Let wlog $p_1<p_2<\cdots <p_k$. Then $p_3^2\equiv p_4^2\equiv\cdots\equiv p_k^2\equiv 1\pmod{24}$, so $p_1^2+p_2^2\equiv 20-k\pmod{24}$. $k\le 9$, because if $k\ge 10$, then $\sum_{i=1}^k p_i^2=2010\ge 2^2+3^2+5^2+7^2+11^2+13^2+17^2+19^2+23^2+29^2=2397$, contradiction. If $p_1=2, p_2=3$, then $k\equiv 7\pmod{24}$, so $k=7$. Probably brute force is required here to find an example. $(p_1,p_2,p_3,p_4,p_5,p_6,p_7)=(2,3,5,7,11,29,31), (2,3,5,11,19,23,31),(2,3,7,11,13,17,37),(2,3,7,13,17,23,31)$ are all the solutions, but finding one is enough for this problem. If $p_1=2, p_2\neq 3$, then $k\equiv 15\pmod{24}$, no solutions. If $p_1=3$, then $k\equiv 10\pmod{24}$, no solutions. If $p_1>3$, then $k\equiv 18\pmod{24}$, no solutions.

Here we go: Naively, we can have $k \le 14$ at-max we can have $43^2=1849$ in the sum (which is 14th prime's square). If $p_i$ are all odd: Then take $\pmod 8$ (note that $p_i^2 \equiv 1 \pmod 8$). Thus: $k \equiv 2 \pmod 8$. Either $k=2$ or $k=10$. Case-1: $k=2$: Taking $\pmod 3$ gives us contradiction. Case-2: $k=10$ Notice that, $p_1^2 + p_2^2 + \cdots + p_10^2 \ge 2^2+3^2+5^2+7^2+11^2+13^2+17^2+19^2+23^2+29^2=2397$. Thus, we cant have $10$ primes (with a nice bound of $k \le 9$).
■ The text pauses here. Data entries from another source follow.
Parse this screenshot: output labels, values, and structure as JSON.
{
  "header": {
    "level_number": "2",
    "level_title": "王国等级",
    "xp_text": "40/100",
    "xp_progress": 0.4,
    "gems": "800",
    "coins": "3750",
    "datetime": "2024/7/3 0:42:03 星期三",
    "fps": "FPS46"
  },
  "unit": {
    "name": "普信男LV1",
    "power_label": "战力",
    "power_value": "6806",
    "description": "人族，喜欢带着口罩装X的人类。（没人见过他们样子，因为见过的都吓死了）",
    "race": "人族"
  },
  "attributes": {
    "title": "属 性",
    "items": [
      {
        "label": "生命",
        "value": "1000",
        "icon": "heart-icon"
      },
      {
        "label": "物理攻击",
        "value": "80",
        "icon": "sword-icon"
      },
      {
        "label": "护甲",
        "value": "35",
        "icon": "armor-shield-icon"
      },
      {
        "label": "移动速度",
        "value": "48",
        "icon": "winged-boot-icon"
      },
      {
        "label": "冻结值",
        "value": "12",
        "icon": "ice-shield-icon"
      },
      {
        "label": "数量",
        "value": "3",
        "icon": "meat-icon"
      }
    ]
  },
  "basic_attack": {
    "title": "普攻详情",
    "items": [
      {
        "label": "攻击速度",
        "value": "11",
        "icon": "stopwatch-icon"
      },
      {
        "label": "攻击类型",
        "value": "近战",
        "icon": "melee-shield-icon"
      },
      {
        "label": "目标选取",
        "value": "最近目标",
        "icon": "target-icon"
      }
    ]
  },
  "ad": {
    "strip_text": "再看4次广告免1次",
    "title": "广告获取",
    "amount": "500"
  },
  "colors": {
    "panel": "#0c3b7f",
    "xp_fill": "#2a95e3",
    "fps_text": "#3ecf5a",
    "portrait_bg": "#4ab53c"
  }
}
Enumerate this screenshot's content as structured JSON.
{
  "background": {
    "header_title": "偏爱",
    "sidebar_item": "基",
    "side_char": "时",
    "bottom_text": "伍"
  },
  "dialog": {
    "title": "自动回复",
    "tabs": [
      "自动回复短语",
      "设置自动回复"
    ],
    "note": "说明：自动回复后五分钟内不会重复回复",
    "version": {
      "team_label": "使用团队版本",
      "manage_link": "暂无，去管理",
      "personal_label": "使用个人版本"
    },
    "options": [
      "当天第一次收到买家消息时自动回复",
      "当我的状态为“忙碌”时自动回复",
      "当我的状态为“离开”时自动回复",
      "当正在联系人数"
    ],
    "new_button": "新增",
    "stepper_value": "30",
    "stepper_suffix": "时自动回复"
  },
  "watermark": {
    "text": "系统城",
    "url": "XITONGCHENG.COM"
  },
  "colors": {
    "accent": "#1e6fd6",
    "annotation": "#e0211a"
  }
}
If one of $p_i$ is $p_1=2$: Taking $\pmod 8$ again: we get $k \equiv 7 \pmod 8$. Thus: $k=7$. Taking $\pmod 3$ shows that one of the primes must be $p_2=3$. From here on-wards, we take leap of faith and hunt it down: Take one of the primes to be $p_3=5$. Taking $\pmod 5$ shows $3$ of the remaining primes should be $p^2 \equiv 1 \pmod 5$ and the remaining one with $p^2 \equiv -1 \pmod 5$. We choose $p_4 = 7$ to be the prime with $p^2 = 49 \equiv -1 \pmod 5$. After a bit more of hunting: $p_5=11, p_6=25, p_{7}=31$ works and we are done.